Orange County Court Order
[22 October 1804]
Upon the application of James Madison who owns the land on both sides of the run Called Madison’s mill run,1 where James Madison deceased formerly had a mill, the bed of which run belongs to the applicant for a writ of ad quod damnum2 for the purpose of obtaining leave to erect a mill at the said place A writ of ad quod damnum is awarded him to be directed to the sheriff of this county to be executed on the premises on the eighth day of the next month.3
Ms (Vi: Orange County Order Book, 1803–1804, 354); Ms (Vi: Orange County Minute Book, 1797–1806, 642–43).
1. For the Madison family’s mill venture, see PJM-SS description begins Robert J. Brugger et al., eds., The Papers of James Madison: Secretary of State Series (7 vols. to date; Charlottesville, Va., 1986–). description ends , 2:125–26 n. 1.
2. Ad quod damnum: “The name of a writ … commanding the sheriff to make inquiry ‘to what damage’ a specified act, if done, will tend.
“It is a writ which ought to be sued before the king grants certain liberties,… which may be prejudicial to others, and thereby it should be inquired whether it will be a prejudice to grant them, and to whom it will be prejudicial, and what prejudice will come thereby” (Black’s Law Dictionary, 6th ed., 50).

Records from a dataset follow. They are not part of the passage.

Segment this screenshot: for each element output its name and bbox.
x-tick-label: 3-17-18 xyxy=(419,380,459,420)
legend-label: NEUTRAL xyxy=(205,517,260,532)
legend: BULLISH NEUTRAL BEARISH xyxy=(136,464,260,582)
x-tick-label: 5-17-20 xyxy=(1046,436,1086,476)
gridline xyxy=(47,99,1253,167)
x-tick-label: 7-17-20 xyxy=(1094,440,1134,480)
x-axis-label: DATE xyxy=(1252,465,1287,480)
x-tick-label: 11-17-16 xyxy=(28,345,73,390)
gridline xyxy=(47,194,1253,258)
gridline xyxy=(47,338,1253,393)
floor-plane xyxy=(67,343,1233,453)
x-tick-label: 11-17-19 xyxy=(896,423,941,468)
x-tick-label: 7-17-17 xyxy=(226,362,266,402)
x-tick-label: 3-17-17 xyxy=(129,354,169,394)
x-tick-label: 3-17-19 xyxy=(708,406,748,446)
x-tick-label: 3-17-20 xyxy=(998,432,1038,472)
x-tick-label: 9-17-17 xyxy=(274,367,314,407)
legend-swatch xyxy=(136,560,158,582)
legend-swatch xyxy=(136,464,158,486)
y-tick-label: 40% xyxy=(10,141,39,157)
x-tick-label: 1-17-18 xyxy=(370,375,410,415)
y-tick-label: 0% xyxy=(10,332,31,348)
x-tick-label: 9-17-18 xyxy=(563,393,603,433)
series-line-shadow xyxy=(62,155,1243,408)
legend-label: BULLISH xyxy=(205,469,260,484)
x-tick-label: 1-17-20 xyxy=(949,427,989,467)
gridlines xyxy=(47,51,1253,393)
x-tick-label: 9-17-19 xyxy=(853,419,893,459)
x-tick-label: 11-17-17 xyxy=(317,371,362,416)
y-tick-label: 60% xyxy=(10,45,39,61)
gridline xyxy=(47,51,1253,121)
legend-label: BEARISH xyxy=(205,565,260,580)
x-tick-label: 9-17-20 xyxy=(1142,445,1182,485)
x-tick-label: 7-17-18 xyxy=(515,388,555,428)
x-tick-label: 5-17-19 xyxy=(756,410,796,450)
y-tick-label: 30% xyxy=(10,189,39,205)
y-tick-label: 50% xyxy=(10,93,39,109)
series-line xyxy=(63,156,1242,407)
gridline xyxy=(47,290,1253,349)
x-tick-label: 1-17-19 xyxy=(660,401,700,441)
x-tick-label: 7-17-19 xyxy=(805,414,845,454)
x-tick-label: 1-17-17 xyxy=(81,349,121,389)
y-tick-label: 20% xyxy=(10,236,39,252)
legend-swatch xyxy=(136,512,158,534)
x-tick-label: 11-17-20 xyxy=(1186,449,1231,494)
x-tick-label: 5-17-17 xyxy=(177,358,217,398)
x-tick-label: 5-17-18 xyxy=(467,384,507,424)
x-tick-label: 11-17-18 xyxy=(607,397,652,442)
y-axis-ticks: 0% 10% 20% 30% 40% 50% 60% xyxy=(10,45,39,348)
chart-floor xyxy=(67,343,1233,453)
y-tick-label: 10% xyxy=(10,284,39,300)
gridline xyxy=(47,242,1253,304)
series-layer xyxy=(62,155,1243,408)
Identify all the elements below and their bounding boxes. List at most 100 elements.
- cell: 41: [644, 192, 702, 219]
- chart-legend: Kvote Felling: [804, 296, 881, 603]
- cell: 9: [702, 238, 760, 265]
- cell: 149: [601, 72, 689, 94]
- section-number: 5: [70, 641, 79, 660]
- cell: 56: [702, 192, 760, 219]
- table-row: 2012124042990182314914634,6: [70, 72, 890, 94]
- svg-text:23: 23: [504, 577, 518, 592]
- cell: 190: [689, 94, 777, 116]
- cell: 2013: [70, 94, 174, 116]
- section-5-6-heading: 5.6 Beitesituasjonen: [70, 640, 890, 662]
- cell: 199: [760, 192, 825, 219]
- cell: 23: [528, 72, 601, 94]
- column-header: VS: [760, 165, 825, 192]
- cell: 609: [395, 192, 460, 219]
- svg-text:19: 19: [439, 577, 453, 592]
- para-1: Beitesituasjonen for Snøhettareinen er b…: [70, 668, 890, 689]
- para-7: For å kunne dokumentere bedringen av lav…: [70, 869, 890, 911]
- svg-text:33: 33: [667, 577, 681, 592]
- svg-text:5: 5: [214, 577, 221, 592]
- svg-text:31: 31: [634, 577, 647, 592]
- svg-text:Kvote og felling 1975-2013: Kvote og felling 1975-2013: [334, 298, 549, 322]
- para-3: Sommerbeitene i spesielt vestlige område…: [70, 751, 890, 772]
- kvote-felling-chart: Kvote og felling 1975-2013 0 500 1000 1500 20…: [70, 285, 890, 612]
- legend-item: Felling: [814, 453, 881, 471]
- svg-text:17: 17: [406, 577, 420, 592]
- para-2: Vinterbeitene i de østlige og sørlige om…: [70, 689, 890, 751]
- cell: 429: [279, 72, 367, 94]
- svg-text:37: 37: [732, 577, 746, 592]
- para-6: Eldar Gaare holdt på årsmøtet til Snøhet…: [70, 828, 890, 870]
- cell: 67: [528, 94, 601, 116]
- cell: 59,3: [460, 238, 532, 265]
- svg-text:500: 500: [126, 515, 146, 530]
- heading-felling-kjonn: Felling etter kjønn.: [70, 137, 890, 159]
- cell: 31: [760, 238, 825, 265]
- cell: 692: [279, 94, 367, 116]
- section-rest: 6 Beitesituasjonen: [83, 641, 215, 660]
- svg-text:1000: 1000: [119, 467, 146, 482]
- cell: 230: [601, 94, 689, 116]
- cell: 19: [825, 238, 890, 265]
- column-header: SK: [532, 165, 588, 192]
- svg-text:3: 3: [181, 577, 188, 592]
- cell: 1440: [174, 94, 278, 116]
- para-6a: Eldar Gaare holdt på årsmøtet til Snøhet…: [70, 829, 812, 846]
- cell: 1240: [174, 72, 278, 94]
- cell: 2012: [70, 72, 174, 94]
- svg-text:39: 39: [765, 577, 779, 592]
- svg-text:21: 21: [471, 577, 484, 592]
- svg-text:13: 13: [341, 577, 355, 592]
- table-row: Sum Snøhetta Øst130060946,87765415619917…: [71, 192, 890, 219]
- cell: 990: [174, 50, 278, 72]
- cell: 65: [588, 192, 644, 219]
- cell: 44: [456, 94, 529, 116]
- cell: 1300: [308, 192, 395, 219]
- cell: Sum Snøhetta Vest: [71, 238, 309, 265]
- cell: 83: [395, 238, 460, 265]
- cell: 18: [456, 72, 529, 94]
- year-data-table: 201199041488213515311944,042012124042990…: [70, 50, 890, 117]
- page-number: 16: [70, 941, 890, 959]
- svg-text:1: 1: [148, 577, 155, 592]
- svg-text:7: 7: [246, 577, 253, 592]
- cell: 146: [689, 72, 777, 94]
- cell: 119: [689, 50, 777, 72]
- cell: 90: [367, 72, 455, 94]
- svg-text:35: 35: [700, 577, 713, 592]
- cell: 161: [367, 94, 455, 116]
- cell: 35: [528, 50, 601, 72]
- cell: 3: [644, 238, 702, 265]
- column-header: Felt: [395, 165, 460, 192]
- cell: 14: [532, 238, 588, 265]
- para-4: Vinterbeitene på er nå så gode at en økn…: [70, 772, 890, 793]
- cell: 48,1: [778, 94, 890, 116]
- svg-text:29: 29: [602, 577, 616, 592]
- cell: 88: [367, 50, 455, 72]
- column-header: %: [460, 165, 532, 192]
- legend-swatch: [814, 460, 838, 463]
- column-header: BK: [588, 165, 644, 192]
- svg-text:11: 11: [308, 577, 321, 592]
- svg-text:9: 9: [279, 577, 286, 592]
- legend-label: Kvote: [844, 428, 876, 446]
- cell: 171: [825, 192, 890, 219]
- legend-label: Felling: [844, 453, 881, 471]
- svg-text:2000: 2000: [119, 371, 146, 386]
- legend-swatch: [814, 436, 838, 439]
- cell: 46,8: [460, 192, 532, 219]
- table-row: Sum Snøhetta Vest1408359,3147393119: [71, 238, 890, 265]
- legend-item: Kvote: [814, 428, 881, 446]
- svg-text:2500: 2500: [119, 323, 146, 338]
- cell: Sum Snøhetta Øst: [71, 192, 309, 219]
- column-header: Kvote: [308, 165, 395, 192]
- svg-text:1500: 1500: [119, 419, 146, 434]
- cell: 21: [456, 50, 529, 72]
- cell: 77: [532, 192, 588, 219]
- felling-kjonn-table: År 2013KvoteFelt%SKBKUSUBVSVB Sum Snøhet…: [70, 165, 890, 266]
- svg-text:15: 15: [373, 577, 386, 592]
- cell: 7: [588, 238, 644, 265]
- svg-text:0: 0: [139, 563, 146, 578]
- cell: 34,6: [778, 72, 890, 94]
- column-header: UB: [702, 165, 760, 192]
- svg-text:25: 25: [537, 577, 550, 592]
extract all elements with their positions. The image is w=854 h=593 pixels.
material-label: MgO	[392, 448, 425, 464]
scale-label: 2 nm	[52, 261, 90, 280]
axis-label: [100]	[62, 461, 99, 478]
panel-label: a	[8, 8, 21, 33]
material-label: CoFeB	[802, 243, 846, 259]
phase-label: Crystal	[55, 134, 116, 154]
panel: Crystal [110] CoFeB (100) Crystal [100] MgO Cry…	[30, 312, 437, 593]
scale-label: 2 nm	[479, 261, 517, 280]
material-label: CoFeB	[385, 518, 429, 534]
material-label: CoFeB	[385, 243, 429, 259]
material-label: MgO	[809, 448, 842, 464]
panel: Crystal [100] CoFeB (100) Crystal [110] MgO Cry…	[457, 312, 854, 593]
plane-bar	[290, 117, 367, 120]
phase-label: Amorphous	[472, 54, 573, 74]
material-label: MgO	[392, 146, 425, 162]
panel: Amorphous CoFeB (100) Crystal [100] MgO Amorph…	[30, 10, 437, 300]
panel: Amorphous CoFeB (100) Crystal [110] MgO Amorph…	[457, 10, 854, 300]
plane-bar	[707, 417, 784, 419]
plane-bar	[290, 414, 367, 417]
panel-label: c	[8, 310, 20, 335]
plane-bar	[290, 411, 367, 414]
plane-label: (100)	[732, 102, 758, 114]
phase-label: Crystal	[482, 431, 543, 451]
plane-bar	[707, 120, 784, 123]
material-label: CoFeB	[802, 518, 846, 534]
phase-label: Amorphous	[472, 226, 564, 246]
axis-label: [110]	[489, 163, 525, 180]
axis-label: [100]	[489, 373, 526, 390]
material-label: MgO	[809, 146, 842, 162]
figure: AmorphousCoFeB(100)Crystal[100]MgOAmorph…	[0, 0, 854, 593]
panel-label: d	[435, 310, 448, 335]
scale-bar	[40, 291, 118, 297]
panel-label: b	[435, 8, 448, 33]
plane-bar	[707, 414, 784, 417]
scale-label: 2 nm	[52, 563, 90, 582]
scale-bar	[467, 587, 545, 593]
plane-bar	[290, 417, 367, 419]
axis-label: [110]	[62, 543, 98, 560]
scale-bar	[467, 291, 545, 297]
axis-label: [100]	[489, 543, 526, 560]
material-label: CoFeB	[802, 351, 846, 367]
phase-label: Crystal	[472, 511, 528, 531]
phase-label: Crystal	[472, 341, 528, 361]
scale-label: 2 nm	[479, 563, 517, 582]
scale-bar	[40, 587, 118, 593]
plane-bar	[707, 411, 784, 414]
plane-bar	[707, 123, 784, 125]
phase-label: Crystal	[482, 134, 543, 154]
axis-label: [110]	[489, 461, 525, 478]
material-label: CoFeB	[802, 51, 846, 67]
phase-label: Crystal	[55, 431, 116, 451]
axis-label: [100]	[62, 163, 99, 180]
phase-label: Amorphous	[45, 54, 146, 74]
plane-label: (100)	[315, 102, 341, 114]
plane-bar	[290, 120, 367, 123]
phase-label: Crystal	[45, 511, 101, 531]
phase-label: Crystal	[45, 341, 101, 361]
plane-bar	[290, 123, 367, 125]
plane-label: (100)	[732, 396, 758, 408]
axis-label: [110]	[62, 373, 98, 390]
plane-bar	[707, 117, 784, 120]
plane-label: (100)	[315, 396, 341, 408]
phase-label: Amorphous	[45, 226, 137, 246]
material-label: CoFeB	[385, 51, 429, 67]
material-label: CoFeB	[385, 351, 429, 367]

3. On 29 Apr. 1806 JM received permission to erect the mill, based on the 8 Nov. 1804 report of a jury that had examined the property and decided “that no ones Land will be overflowed and that no damages will accrue to the several prop[r]ietors, that fish of passage nor ordinary navigation will not be obstructed, neither in our opinions will the health of the neighbours be annoyed by the stagnation of the Waters” (Vi: Orange County Order Book, 1805–1806, 347–48).